Lynskey typecasts herself, in her Twitter bio, as a “constant portrayer of morose or dispirited types,” but if there’s one thread that connects the majority of her characters, it is that they are messy. And though their messiness can be challenging for viewers—even pure Ruth, in her quest, stoops to the kind of behavior she seeks to eradicate—there is something about Lynskey’s quavering half-whisper and bone-deep sweetness that makes it difficult not to shovel empathy toward her by the bucketful.
The action in I Don’t Feel at Home in This World Anymore. may pivot around some silver spoons and canine feces, but it will feel, to many viewers, surprisingly timely. “It feels so much more about how people are willing to treat other people,” Lynskey says of this political moment. “I don’t understand when this happened—when people having health care, people being taken care of, how that threatens other people. Don’t we want to make the world better?” She knows the question sounds naïve, but she genuinely means it. “It’s little things, but it’s just people not thinking that someone’s going to have to pick the poop up, that there’s someone working in the supermarket who’s going to have to put the chips you dropped back on the shelf.”

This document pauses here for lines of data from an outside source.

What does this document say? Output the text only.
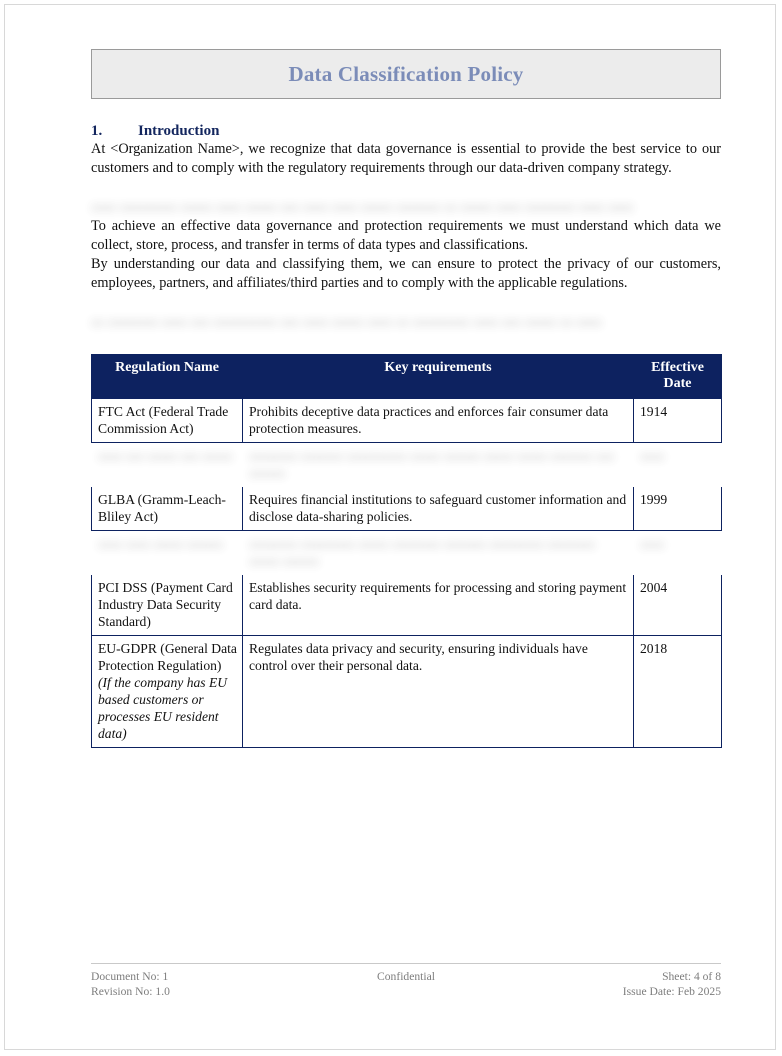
Data Classification Policy
1.	Introduction

At <Organization Name>, we recognize that data governance is essential to provide the best service to our customers and to comply with the regulatory requirements through our data-driven company strategy.

aaaa aaaaaaaaa aaaaa aaaa aaaaa aaa aaaa aaaa aaaaa aaaaaaa aa aaaaa aaaa aaaaaaaa aaaa aaaa

To achieve an effective data governance and protection requirements we must understand which data we collect, store, process, and transfer in terms of data types and classifications.

By understanding our data and classifying them, we can ensure to protect the privacy of our customers, employees, partners, and affiliates/third parties and to comply with the applicable regulations.

aa aaaaaaaa aaaa aaa aaaaaaaaaa aaa aaaa aaaaa aaaa aa aaaaaaaaa aaaa aaa aaaaa aa aaaa
Regulation Name	Key requirements	Effective Date
FTC Act (Federal Trade Commission Act)	Prohibits deceptive data practices and enforces fair consumer data protection measures.	1914

aaaa aaa aaaaa aaa aaaaa	aaaaaaaa aaaaaaa aaaaaaaaaa aaaaa aaaaaa aaaaa aaaaa aaaaaaa aaa aaaaaa	aaaa

GLBA (Gramm-Leach-Bliley Act)	Requires financial institutions to safeguard customer information and disclose data-sharing policies.	1999

aaaa aaaa aaaaa aaaaaa	aaaaaaaa aaaaaaaaa aaaaa aaaaaaaa aaaaaaa aaaaaaaaa aaaaaaaa aaaaa aaaaaa	aaaa

PCI DSS (Payment Card Industry Data Security Standard)	Establishes security requirements for processing and storing payment card data.	2004
EU-GDPR (General Data Protection Regulation)
(If the company has EU based customers or processes EU resident data)	Regulates data privacy and security, ensuring individuals have control over their personal data.	2018
Document No: 1	Confidential	Sheet: 4 of 8
Revision No: 1.0	Issue Date: Feb 2025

The film takes its name from “This World is Not My Home,” a 1965 country gospel song by Jim Reeves. Its lyrics tell the story of a man preparing for his eternal home, angels beckoning, saints shouting victory. Lynskey says she’s not the churchgoing kind. But she offers a form of spiritual release for believers and nonbelievers alike. By reflecting our own mistakes and humiliations back to us, she does what performers do at their best. She makes us feel a little more at home in this world.